Only a few short years ago what an era St. Valentine's Day was to me. How I still get valentines, but they are different and they effect me differently. They are not of so high an order of merit artistically, and the poetry is more impudent and less on the turtle-dove order.

Some may be neglected on St. Valentine's Day, but I am not. I never go away by myself and get mad because I have been overlooked. I generally get valentines enough to paper a large hall. I file them away carefully and sell them back to the dealer for next year. Then the following St. Valentine's Day I love to look at the familiar features of those I have received in the years agone.

One of these blessed valentines I have learned to love as I do my life. I received it first in 1870. It represents a newspaper reporter with a nose on him like the woman's suffrage movement. It is a large, enthusiastic nose of a bright bay color with bias folds of the same, shirred with dregs of wine. How well I know that nose. The reporter is represented in tight green pants and orange coat. The vest is scarlet and the necktie is maroon, shot with old gold.

The picture represents the young journalist as a little bit disposed to be brainy. The intellect is large and abnormally prominent.
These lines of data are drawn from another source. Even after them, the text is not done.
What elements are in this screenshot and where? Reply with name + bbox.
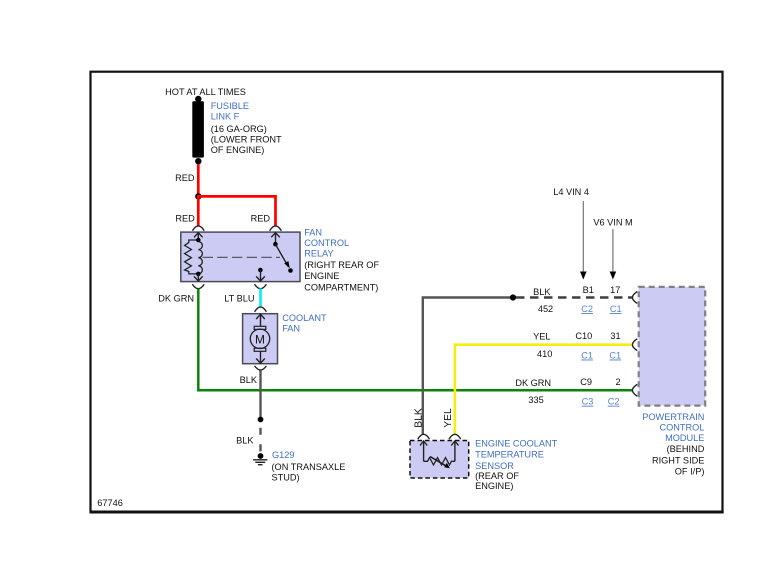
svg-text:410: 410	[537, 349, 552, 359]
border frame	[90, 72, 724, 512]
svg-text:BLK: BLK	[236, 435, 254, 445]
relay labels	[304, 227, 379, 292]
svg-text:G129: G129	[272, 450, 294, 460]
label L4 VIN 4 with arrow	[553, 187, 589, 279]
svg-text:(BEHIND: (BEHIND	[667, 444, 705, 454]
svg-text:RELAY: RELAY	[304, 249, 333, 259]
wire: BLK 452 from sensor to PCM (solid part)	[423, 298, 513, 435]
relay terminal cup (bottom left)	[192, 284, 204, 288]
relay coil pin arrow (bottom, down)	[194, 274, 203, 281]
sensor terminal cup (left)	[418, 434, 430, 439]
svg-text:TEMPERATURE: TEMPERATURE	[475, 450, 544, 460]
svg-text:POWERTRAIN: POWERTRAIN	[642, 412, 704, 422]
svg-text:LT BLU: LT BLU	[224, 294, 254, 304]
svg-text:OF I/P): OF I/P)	[675, 466, 705, 476]
svg-text:L4 VIN 4: L4 VIN 4	[553, 187, 589, 197]
label V6 VIN M with arrow	[593, 217, 632, 279]
wire: RED branch, down-left to relay coil and right-down to relay switch	[197, 196, 276, 226]
svg-text:YEL: YEL	[533, 332, 550, 342]
relay switch output contact and arrow (down)	[256, 268, 265, 281]
svg-text:67746: 67746	[97, 498, 123, 508]
relay terminal cup (top left)	[192, 226, 204, 231]
svg-text:17: 17	[610, 285, 620, 295]
junction dot on BLK ground wire	[258, 417, 264, 423]
relay pin arrow (top left, up)	[194, 233, 203, 240]
svg-text:COOLANT: COOLANT	[282, 313, 327, 323]
wire: DK GRN from relay down and right to PCM	[198, 289, 632, 391]
fan control relay box	[181, 232, 300, 282]
svg-text:RED: RED	[175, 173, 195, 183]
labels BLK 452 row	[533, 285, 621, 314]
svg-text:C9: C9	[580, 377, 592, 387]
fusible link labels	[211, 101, 282, 155]
svg-text:C1: C1	[581, 351, 593, 361]
coolant fan labels	[282, 313, 327, 334]
PCM terminal cup (YEL row)	[632, 339, 637, 351]
svg-text:FAN: FAN	[304, 227, 322, 237]
svg-text:OF ENGINE): OF ENGINE)	[211, 145, 265, 155]
wire: YEL 410 from sensor to PCM	[455, 345, 632, 435]
sensor terminal cup (right)	[449, 434, 461, 439]
ground G129 symbol	[253, 453, 267, 465]
svg-text:C2: C2	[581, 304, 593, 314]
svg-text:(16 GA-ORG): (16 GA-ORG)	[211, 124, 267, 134]
svg-text:DK GRN: DK GRN	[158, 294, 194, 304]
svg-text:ENGINE): ENGINE)	[475, 481, 513, 491]
svg-text:YEL: YEL	[443, 408, 454, 428]
relay coil: zigzag resistor + arc coil between pins	[185, 240, 203, 274]
svg-text:RED: RED	[251, 214, 271, 224]
wire: BLK from fan down to junction	[259, 370, 261, 419]
svg-text:B1: B1	[583, 285, 594, 295]
svg-text:(RIGHT REAR OF: (RIGHT REAR OF	[304, 260, 379, 270]
relay terminal cup (bottom right)	[255, 284, 267, 288]
svg-text:SENSOR: SENSOR	[475, 461, 514, 471]
fan pin arrow (bottom, down)	[256, 352, 265, 364]
wire: BLK 452 dashed part to PCM	[516, 296, 632, 298]
svg-text:31: 31	[610, 331, 620, 341]
ground labels	[272, 450, 346, 482]
svg-text:STUD): STUD)	[272, 472, 300, 482]
svg-text:C1: C1	[609, 351, 621, 361]
sensor labels	[475, 438, 558, 491]
svg-text:COMPARTMENT): COMPARTMENT)	[304, 282, 378, 292]
svg-text:452: 452	[538, 304, 553, 314]
svg-text:BLK: BLK	[414, 408, 425, 428]
junction dot on BLK 452	[510, 294, 516, 300]
fan pin arrow (top, up)	[256, 314, 265, 326]
svg-text:LINK F: LINK F	[211, 111, 240, 121]
svg-text:335: 335	[528, 395, 543, 405]
fan motor symbol	[250, 326, 269, 351]
engine coolant temperature sensor box	[410, 441, 469, 479]
relay internal dashed link	[203, 256, 281, 258]
PCM terminal cup (BLK row)	[632, 292, 637, 304]
svg-text:M: M	[255, 332, 265, 346]
svg-text:C10: C10	[575, 331, 592, 341]
junction node dot	[195, 193, 201, 199]
sensor pin arrow (right, up)	[451, 441, 458, 461]
wire: LT BLU relay to fan	[259, 288, 262, 307]
svg-text:(REAR OF: (REAR OF	[475, 471, 519, 481]
svg-text:BLK: BLK	[533, 287, 551, 297]
svg-text:CONTROL: CONTROL	[659, 423, 704, 433]
svg-text:2: 2	[615, 377, 620, 387]
labels DK GRN 335 row	[515, 377, 620, 407]
svg-text:HOT AT ALL TIMES: HOT AT ALL TIMES	[165, 87, 246, 97]
svg-text:RED: RED	[175, 214, 195, 224]
fusible link F (black bar with end dots)	[192, 96, 204, 165]
svg-text:ENGINE: ENGINE	[304, 271, 339, 281]
svg-text:C2: C2	[608, 397, 620, 407]
PCM terminal cup (DK GRN row)	[632, 384, 637, 396]
thermistor zigzag	[424, 458, 455, 465]
svg-text:(LOWER FRONT: (LOWER FRONT	[211, 135, 282, 145]
svg-text:C3: C3	[582, 397, 594, 407]
relay switch: common dot, arm with arrowhead, contact dot	[273, 242, 293, 273]
sensor pin arrow (left, up)	[420, 441, 427, 461]
svg-text:ENGINE COOLANT: ENGINE COOLANT	[475, 438, 558, 448]
coolant fan box	[243, 314, 278, 364]
svg-text:FUSIBLE: FUSIBLE	[211, 101, 249, 111]
svg-text:RIGHT SIDE: RIGHT SIDE	[652, 455, 704, 465]
coolant fan terminal cup (bottom)	[255, 366, 267, 370]
relay terminal cup (top right)	[270, 226, 282, 231]
svg-text:FAN: FAN	[282, 323, 300, 333]
powertrain control module box	[639, 287, 706, 406]
wire: RED from fusible link down to junction	[197, 164, 200, 196]
svg-text:C1: C1	[610, 304, 622, 314]
PCM labels	[642, 412, 704, 477]
svg-text:BLK: BLK	[240, 375, 258, 385]
svg-text:(ON TRANSAXLE: (ON TRANSAXLE	[272, 462, 346, 472]
svg-text:CONTROL: CONTROL	[304, 238, 349, 248]
wire: BLK dashed segment to ground	[259, 428, 261, 455]
labels YEL 410 row	[533, 331, 621, 361]
svg-text:V6 VIN M: V6 VIN M	[593, 217, 632, 227]
thermistor diagonal arrow	[430, 457, 450, 469]
svg-text:MODULE: MODULE	[665, 433, 704, 443]
svg-text:DK GRN: DK GRN	[515, 378, 551, 388]
relay pin arrow (top right, up)	[271, 233, 280, 244]
coolant fan terminal cup (top)	[255, 307, 267, 312]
It hangs out over the deep-set eyes like the minority juror on the average panel.

I cannot help contrasting this dazzling five-cent valentine with the delicate little poem in pale blue and Torchon lace which I received in the days of yore from the red-headed girl with the wart on her thumb. Ah! how little of genuine pleasure have fame and fortune to offer us compared with that of sitting behind the same school desk with the Bismarck blonde of the school and with her alternately masticating the same hunk of spruce gum.

I sometimes chew gum nowadays to see if it will bring back the old pleasant sensations, but it don't. The teacher is not watching me now. There is too little restraint, and the companion, too, who then assisted in operating the gum business, and used to spit on her slate with such elegance and abandon, and wipe it thoughtfully off with her apron, she too is gone. One summer day when the little birds were pouring forth their lay, and the little lambs were frisking on the green sward, and yanking their tails athwart the ambient air, she lit out for the great untried West with a grasshopper sufferer. The fluff and bloom of existence for her too is gone. She bangs eternal punishment out of thirteen consecutive children near Ogallalla, Neb., and wears out her sweet girlish nature working up her husband's underclothes into a rag carpet. It seems tough, but such is life.